Ineos et Vauquelin en vue
Le niveau de la concurrence invite effectivement à la prudence. Pogacar, Del Toro, Seixas et Remco Evenepoel n'étaient pas là. Joao Almeida, souffrant, a déclaré forfait. Et Juan Ayuso, destiné à être son principal rival, a dû abandonner mercredi dans des conditions météo exécrables.

Invité à évaluer son degré de forme cette semaine, Vingegaard a d'ailleurs refusé de s'emballer. "Difficile à dire, a-t-il dit, je sais juste que c'est mieux que l'année dernière", lorsqu'il avait abandonné après une chute.

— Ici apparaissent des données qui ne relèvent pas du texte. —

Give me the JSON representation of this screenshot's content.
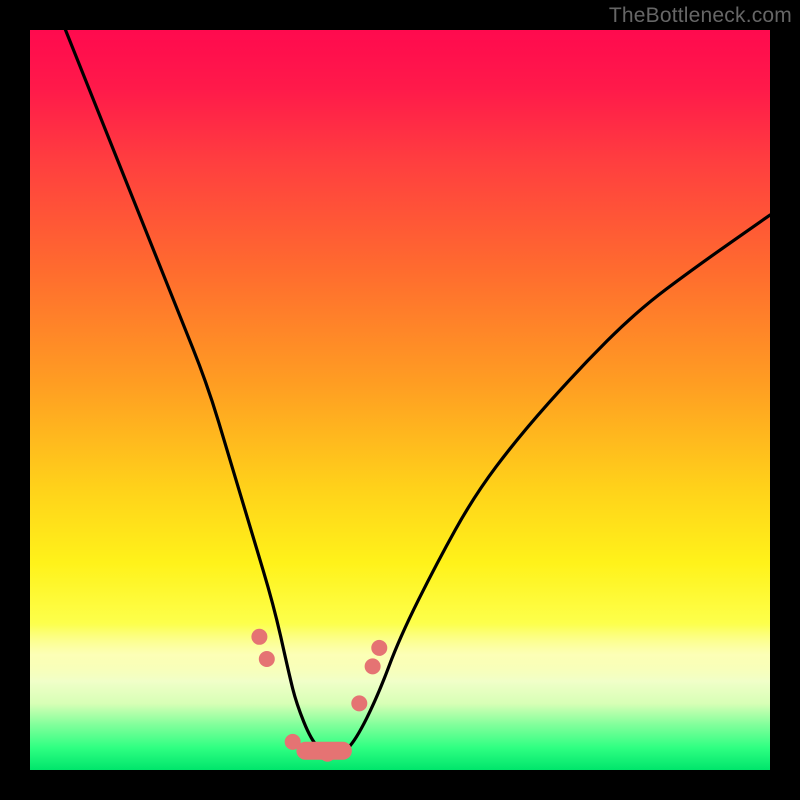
{
  "watermark": "TheBottleneck.com",
  "chart_data": {
    "type": "line",
    "title": "",
    "xlabel": "",
    "ylabel": "",
    "xlim": [
      0,
      100
    ],
    "ylim": [
      0,
      100
    ],
    "grid": false,
    "series": [
      {
        "name": "bottleneck-curve",
        "x": [
          4,
          8,
          12,
          16,
          20,
          24,
          27,
          30,
          33,
          35,
          36,
          38,
          40,
          42,
          44,
          47,
          50,
          55,
          60,
          66,
          74,
          82,
          90,
          100
        ],
        "values": [
          102,
          92,
          82,
          72,
          62,
          52,
          42,
          32,
          22,
          13,
          9,
          4,
          2,
          2,
          4,
          10,
          18,
          28,
          37,
          45,
          54,
          62,
          68,
          75
        ]
      },
      {
        "name": "highlight-pills",
        "x": [
          31,
          32,
          35.5,
          40.2,
          44.5,
          46.3,
          47.2
        ],
        "values": [
          18,
          15,
          3.8,
          2.2,
          9.0,
          14.0,
          16.5
        ]
      }
    ],
    "annotations": [],
    "colors": {
      "curve": "#000000",
      "pill": "#e57373",
      "gradient_top": "#ff0a4e",
      "gradient_bottom": "#00e56b"
    }
  }
}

"Je pense que je peux encore progresser", a ajouté dimanche le Danois qui, porté par l'amour de sa famille – sa femme et ses deux enfants figurent sur un sticker collé sur sa potence – a su déjouer tous les pièges.

Reste à valider ce retour en force face à une adversité plus importante, à commencer par le Tour de Catalogne fin mars où il devrait notamment retrouver Remco Evenepeol.

Pour le reste, on a vu une équipe Ineos très en jambes sur ce Paris-Nice avec une victoire dans le contre-la-montre par équipes, celle du champion de France Dorian Godon samedi et la quatrième place au général de Kévin Vauquelin, piégé par le vent mais très solide par ailleurs.